Die Ergebnisse dieser Grenzfälle führten zu einem harten Ringen und weil aber Paul Hubel zwar die Idee hatte, aber nicht zwingend sofort eine Lösung präsentieren konnte, hätte er sich beinahe lächerlich gemacht. Die Einführung des Bokeh-Features wurde schließlich ein ganzes Jahr verschoben. So viel Zeit benötigte Apple, damit das Ergebnis dem eigenen Anspruch genügt.
Alle entscheiden zusammen
Am Ende entschieden auch Design-Teams und Marketing-Mitarbeiter über Wohl und Wehe der Funktion. Apple legt Wert darauf, dass möglichst viele Meinungen gehört werden, damit das Ergebnis auf möglichst breiten Konsens im Unternehmen fällt. So kann man es später auch besser nach außen vertreten.
Schließlich führte Apple die Porträtfunktion mit Bokeh-Effekt dann mit dem iPhone 7 Plus ein. Bis dahin hatten aber auch Hardware-Ingenieure sich Gedanken machen müssen, wie man geschickt die notwendige Technik im iPhone unterbringt.

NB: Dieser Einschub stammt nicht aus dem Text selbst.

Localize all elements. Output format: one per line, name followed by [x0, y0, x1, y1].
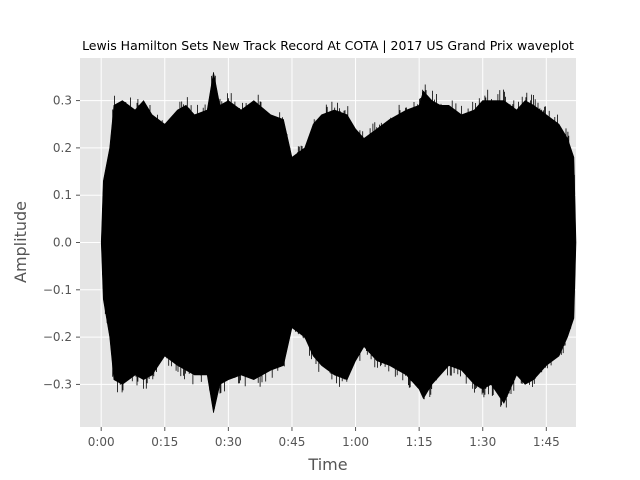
x-tick-label: 1:45 — [533, 435, 560, 449]
x-tick-label: 1:30 — [469, 435, 496, 449]
y-tick-label: 0.3 — [53, 94, 72, 108]
x-tick-label: 0:15 — [151, 435, 178, 449]
y-axis-ticks: −0.3 −0.2 −0.1 0.0 0.1 0.2 0.3 — [43, 94, 80, 391]
y-tick-label: −0.2 — [43, 330, 72, 344]
x-tick-label: 1:00 — [342, 435, 369, 449]
chart-title: Lewis Hamilton Sets New Track Record At … — [82, 38, 574, 53]
x-tick-label: 0:45 — [278, 435, 305, 449]
y-axis-label: Amplitude — [11, 201, 30, 283]
y-tick-label: −0.3 — [43, 377, 72, 391]
x-tick-label: 1:15 — [406, 435, 433, 449]
x-tick-label: 0:00 — [88, 435, 115, 449]
waveform-sample-lines — [102, 75, 575, 409]
y-tick-label: 0.2 — [53, 141, 72, 155]
y-tick-label: −0.1 — [43, 283, 72, 297]
x-axis-label: Time — [307, 455, 347, 474]
x-axis-ticks: 0:00 0:15 0:30 0:45 1:00 1:15 1:30 1:45 — [88, 427, 560, 449]
waveform-spikes — [102, 75, 575, 409]
y-tick-label: 0.0 — [53, 236, 72, 250]
y-tick-label: 0.1 — [53, 188, 72, 202]
x-tick-label: 0:30 — [215, 435, 242, 449]
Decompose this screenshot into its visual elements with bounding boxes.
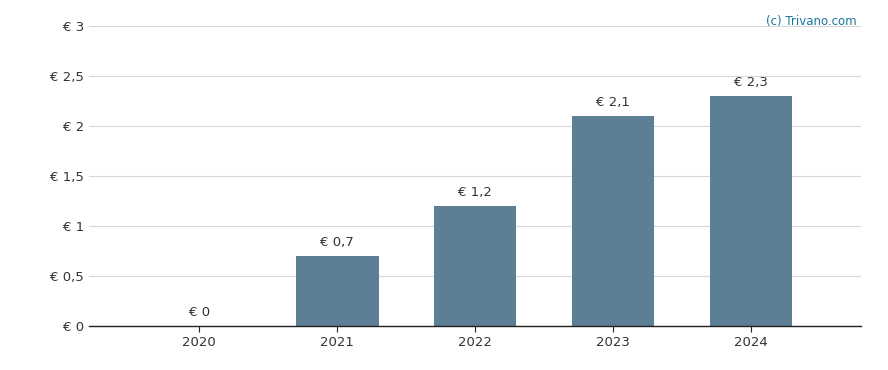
Bar [433,206,517,326]
Text: € 0: € 0 [188,306,210,319]
Bar [296,256,378,326]
Text: € 0,7: € 0,7 [321,236,354,249]
Text: (c) Trivano.com: (c) Trivano.com [766,15,857,28]
Text: € 2,1: € 2,1 [596,96,630,109]
Text: € 2,3: € 2,3 [734,76,768,89]
Bar [710,96,792,326]
Text: € 1,2: € 1,2 [458,186,492,199]
Bar [572,116,654,326]
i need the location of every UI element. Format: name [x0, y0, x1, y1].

2020: Bokeh auch ohne zweite Kamera
Apple entwickelte sich selbst und seine Produkte aber weiter. Die Porträtfotografie ist entsprechend nicht stehen geblieben. Schon mit dem iPhone XR und dann mit dem neuen iPhone SE, die beide nur über eine einzelne Kamera verfügen, lassen sich mittlerweile tolle Bokeh-Effekte erzielen. Das liegt an Apples neuem Lieblingswort, der computerisierten Fotografie (engl. „computational photography“). Maschinenlern-Algorithmen sind in der Lage Vorder- und Hintergrund auch ohne zwei unterschiedliche Kameralinsen voneinander zu unterscheiden.
Wer noch mehr über Apples Struktur erfahren möchte, dem empfehlen wir den Beitrag im HBR. Denn in dem Beitrag erfährt man auch, welche unorthodoxen Strukturen aus der Zeit von Steve Jobs noch heute Geltung haben, und dabei helfen, das Unternehmen erfolgreich sein zu lassen.